Según la ministra de Ciencia chilena, Aisén Etcheverry, el país se ha preparado como Estado para afrontar los desafíos que presenta esta tecnología, implementando políticas públicas orientadas a maximizar su impacto económico.
En el caso específico de Chile, las proyecciones son prometedoras: se estima que el 84% de las tareas de administración pública podrían optimizarse mediante IA generativa, lo que podría traducirse en un incremento de 1,2 puntos porcentuales en el PIB anual.
Desafíos regionales
Sin embargo, el estudio también revela desafíos regionales significativos. A pesar de que América Latina ha duplicado su concentración de talento en IA durante los últimos ocho años, ningún país ha alcanzado aún los niveles que exhibían las naciones del norte global al inicio de ese período.
La región enfrenta tres obstáculos principales que dificultan un mayor desarrollo en IA: bajo crecimiento y productividad, altos niveles de desigualdad con limitada movilidad social, y una capacidad institucional y de gobernanza todavía débil.

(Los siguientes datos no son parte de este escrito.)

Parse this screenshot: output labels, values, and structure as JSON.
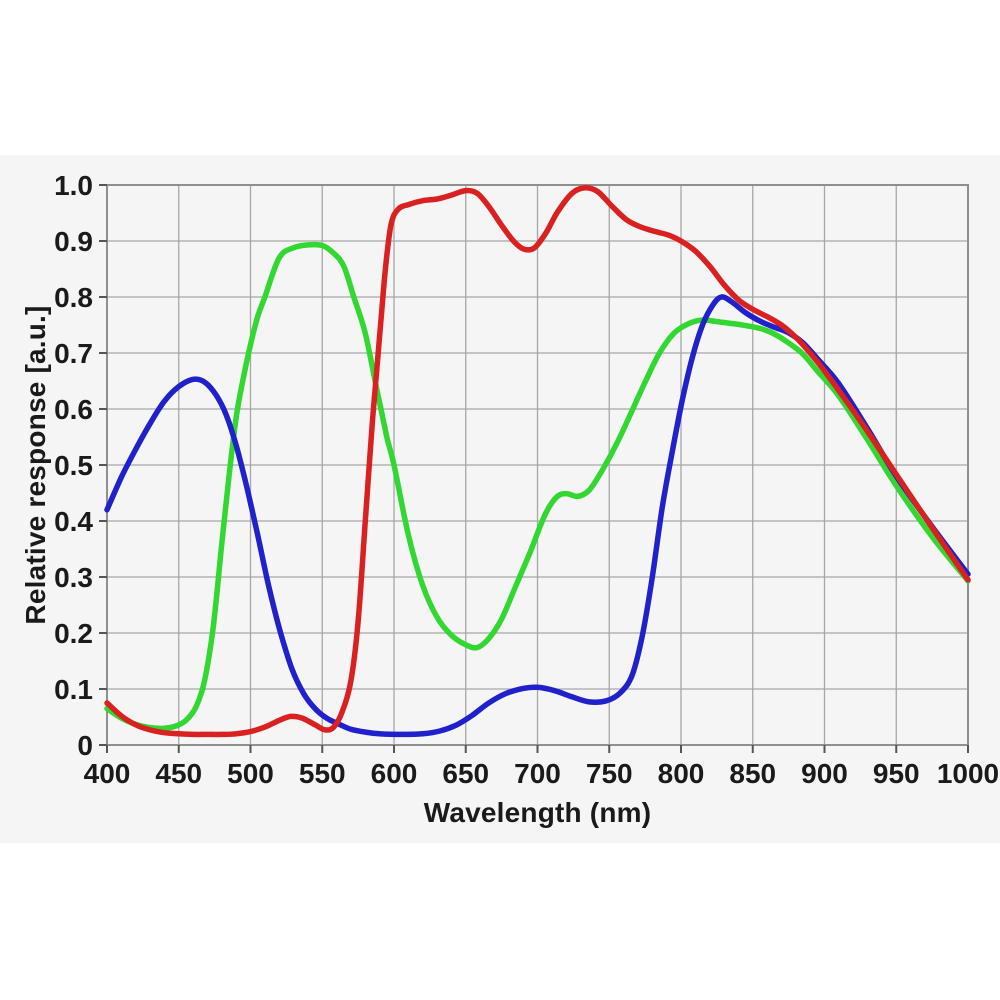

La brecha tecnológica se hace más evidente al comparar las proyecciones de crecimiento económico para 2030: mientras América del Norte y China podrían experimentar aumentos del 26,1% y 14,5% respectivamente gracias a la IA, América Latina apenas alcanzaría un 5%. Estos datos subrayan la urgencia de implementar políticas más agresivas para el desarrollo y adopción de la IA en la región.